How I cracked system design interviews at FAANG while failing miserably before
tldr; practice in perfectsystemdesign.com (free till July 7) - it's gotten it down to a science.
3 years ago I was failing system design interviews miserably. I did all the usual prep from the popular resources. But it was the round that made the most nervous as I had no idea whether I was doing well or not and was constantly second-guessing my perf.
Fast forward to now, I'm able to clear staff-level system design interviews with ease, including 2 rounds at OpenAI (both phone and onsite), Meta E6, Microsoft (Principal), Databricks, eBay, and many startups.
The difference is:
- Do research on the companies and look up what questions they've asked before.
- There are some specific gotchas with some questions you need to be aware of. For instance, with booking/reservation system you're expected to know the SAGA pattern (which I didn't but still cleared the interview because I did the below).
- Following a structured format, while checkpointing with the interviewer as to what's important to them (more on this below).
- When preparing, follow a specific format. But when actually doing the interview, ASK the interviewer if you can move on to this next phase. Offer them choices. "Now I can do APIs or HLD" and surprisingly, they'll tell you they don't care about APIs or scale estimates, but wanna see the HLD instead first. Many don't care about capacity estimates but every youtube video does them.
- In most cases you can skip authn/authz unless it's pertinent to the design (but call it out).
- I've codified the format and the rubric in perfectsystemdesign.com (free till July 7). This canvas grades you like a real interviewer would, time-boxing each section and grading accordingly.
- It is very important to call out idempotency, reliability, handle ephemeral worker failures, and point out any edge cases BEFORE the interviewer catches them. They're counting how many hints they're giving you and how you're reacting to them. READ THE ROOM. If they're pushing you toward a specific solution, take it.
- However, you really need to understand your own design. OpenAI tried pushing back on some of my design choices, but I held firm. Turned out to be the right call.

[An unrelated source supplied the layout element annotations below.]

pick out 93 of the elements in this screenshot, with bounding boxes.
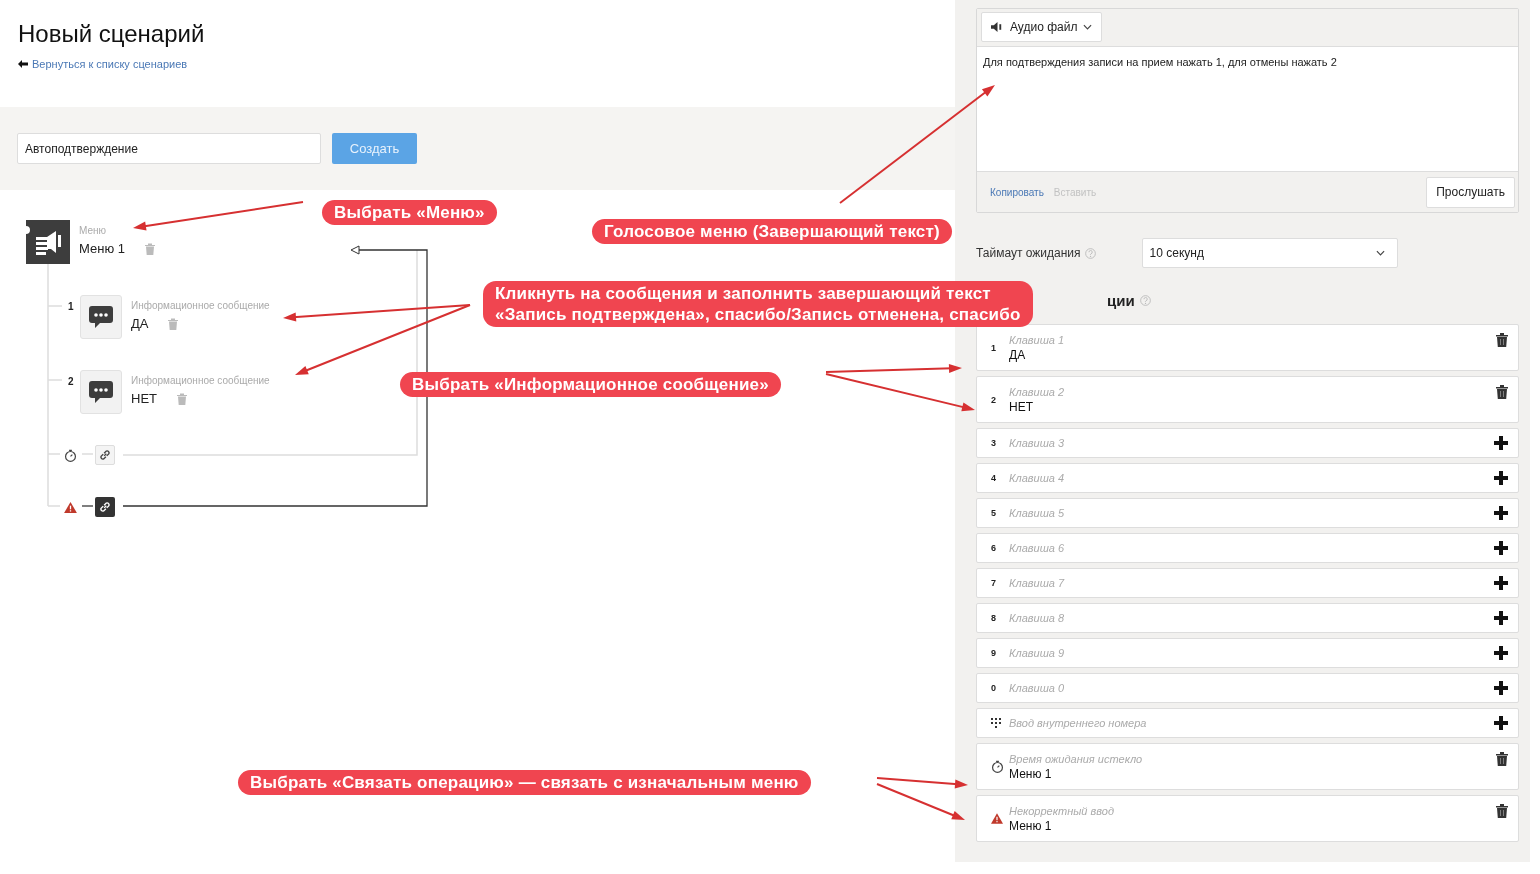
message-text-area[interactable]: Для подтверждения записи на прием нажать 1, для отмены нажать 2	[977, 47, 1518, 171]
key-label: Клавиша 9	[1009, 647, 1066, 659]
key-label: Некорректный ввод	[1009, 804, 1115, 817]
trash-icon[interactable]	[1496, 385, 1508, 399]
key-option-row[interactable]: 3 Клавиша 3	[976, 428, 1519, 458]
chevron-down-icon	[1083, 24, 1093, 30]
back-link[interactable]: Вернуться к списку сценариев	[32, 58, 188, 70]
annotation-callout: Выбрать «Меню»	[322, 200, 497, 225]
link-icon	[98, 500, 112, 514]
plus-icon[interactable]	[1494, 611, 1508, 625]
key-option-row[interactable]: Некорректный ввод Меню 1	[976, 795, 1519, 842]
annotation-callout: Выбрать «Связать операцию» — связать с изначальным меню	[238, 770, 811, 795]
warning-icon	[64, 501, 77, 513]
branch-number: 1	[67, 300, 75, 312]
stopwatch-icon	[64, 448, 77, 462]
key-label: Клавиша 4	[1009, 472, 1066, 484]
message-node[interactable]	[80, 295, 122, 339]
chat-bubble-icon	[88, 305, 114, 329]
trash-icon[interactable]	[1496, 804, 1508, 818]
link-button[interactable]	[95, 445, 115, 465]
plus-icon[interactable]	[1494, 471, 1508, 485]
key-number: 7	[991, 578, 996, 588]
keypad-icon	[991, 718, 1001, 728]
key-label: Клавиша 6	[1009, 542, 1066, 554]
key-option-row[interactable]: 8 Клавиша 8	[976, 603, 1519, 633]
scenario-name-field[interactable]: Автоподтверждение	[17, 133, 321, 164]
node-type-label: Информационное сообщение	[131, 375, 270, 386]
speaker-icon	[991, 21, 1004, 33]
key-option-row[interactable]: 6 Клавиша 6	[976, 533, 1519, 563]
plus-icon[interactable]	[1494, 506, 1508, 520]
key-label: Клавиша 2	[1009, 385, 1066, 398]
section-heading: ции	[1107, 291, 1135, 309]
branch-number: 2	[67, 375, 75, 387]
key-option-row[interactable]: Время ожидания истекло Меню 1	[976, 743, 1519, 790]
annotation-callout: Кликнуть на сообщения и заполнить завершающий текст «Запись подтверждена», спасибо/Запись отменена, спасибо	[483, 281, 1033, 327]
link-button[interactable]	[95, 497, 115, 517]
plus-icon[interactable]	[1494, 436, 1508, 450]
play-button[interactable]: Прослушать	[1426, 176, 1515, 208]
key-option-row[interactable]: 2 Клавиша 2 НЕТ	[976, 376, 1519, 423]
timeout-label: Таймаут ожидания	[976, 246, 1081, 260]
chat-bubble-icon	[88, 380, 114, 404]
warning-icon	[991, 813, 1003, 824]
key-option-row[interactable]: 0 Клавиша 0	[976, 673, 1519, 703]
menu-node-icon[interactable]	[26, 220, 70, 264]
key-number: 0	[991, 683, 996, 693]
key-label: Клавиша 1	[1009, 333, 1066, 346]
key-option-row[interactable]: 1 Клавиша 1 ДА	[976, 324, 1519, 371]
key-number: 5	[991, 508, 996, 518]
key-number: 8	[991, 613, 996, 623]
key-option-row[interactable]: 4 Клавиша 4	[976, 463, 1519, 493]
plus-icon[interactable]	[1494, 576, 1508, 590]
node-name: ДА	[131, 316, 149, 331]
source-dropdown[interactable]: Аудио файл	[981, 12, 1103, 42]
annotation-callout: Голосовое меню (Завершающий текст)	[592, 219, 952, 244]
plus-icon[interactable]	[1494, 681, 1508, 695]
key-target: Меню 1	[1009, 818, 1053, 833]
key-number: 2	[991, 394, 996, 405]
key-label: Ввод внутреннего номера	[1009, 717, 1148, 729]
key-label: Клавиша 0	[1009, 682, 1066, 694]
chevron-down-icon	[1375, 250, 1385, 256]
timeout-select[interactable]: 10 секунд	[1141, 238, 1398, 268]
node-type-label: Меню	[79, 225, 108, 236]
key-target: НЕТ	[1009, 399, 1034, 414]
key-target: Меню 1	[1009, 766, 1053, 781]
key-option-row[interactable]: 5 Клавиша 5	[976, 498, 1519, 528]
message-node[interactable]	[80, 370, 122, 414]
stopwatch-icon	[991, 760, 1004, 773]
page-title: Новый сценарий	[18, 20, 206, 48]
key-option-row[interactable]: 9 Клавиша 9	[976, 638, 1519, 668]
annotation-callout: Выбрать «Информационное сообщение»	[400, 372, 781, 397]
plus-icon[interactable]	[1494, 541, 1508, 555]
key-label: Клавиша 5	[1009, 507, 1066, 519]
key-option-row[interactable]: 7 Клавиша 7	[976, 568, 1519, 598]
key-label: Клавиша 8	[1009, 612, 1066, 624]
plus-icon[interactable]	[1494, 716, 1508, 730]
node-name: НЕТ	[131, 391, 157, 406]
key-label: Время ожидания истекло	[1009, 752, 1144, 765]
key-number: 6	[991, 543, 996, 553]
key-target: ДА	[1009, 347, 1027, 362]
editor-action-link[interactable]: Копировать	[990, 186, 1044, 198]
key-number: 9	[991, 648, 996, 658]
node-name: Меню 1	[79, 241, 125, 256]
key-label: Клавиша 7	[1009, 577, 1066, 589]
key-number: 1	[991, 342, 996, 353]
plus-icon[interactable]	[1494, 646, 1508, 660]
key-number: 3	[991, 438, 996, 448]
node-type-label: Информационное сообщение	[131, 300, 270, 311]
key-label: Клавиша 3	[1009, 437, 1066, 449]
trash-icon[interactable]	[1496, 752, 1508, 766]
trash-icon[interactable]	[1496, 333, 1508, 347]
back-arrow-icon[interactable]	[18, 60, 28, 68]
key-number: 4	[991, 473, 996, 483]
link-icon	[98, 448, 112, 462]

- Do a walk through at the end, end-to-end explaining the flow.
What did not work:
- Spending $100+ on mock interviews with FAANG engineers. The problem is they choose random basic questions and the interviewers themselves were not too interactive. It hampered my confidence because it's a hit or miss.
- Just reading passively on popular sys design platforms. Read, but then DO it yourself.
- Watching youtube videos
- I really like 'Jordan has No Life' and others. Very detailed/thorough but use these as reference comparisons rather than following it verbatim.
- hellointerview.com has a community sys design feature I like. But you need to know which ones are good and which ones are bad, so it's a hit or miss and can be misleading.
- Over-optimizing for 'NoSQL vs. SQL'. I've picked SQL even when NoSQL might be the 'right' choice. This is less important than the internet has you believe.
You don't need to get the 'right' system design in many cases. You need to articulate trade-offs well, and explain your choices (even if it's as simple as 'this is what I'm more familiar with'). Remember, in most cases your interviewer hasn't designed these systems either. So they're following a rubric and comparing your perf against peers they've seen. The goal should be to not give any red flags, rather than to give the 'perfect' answer. Good luck!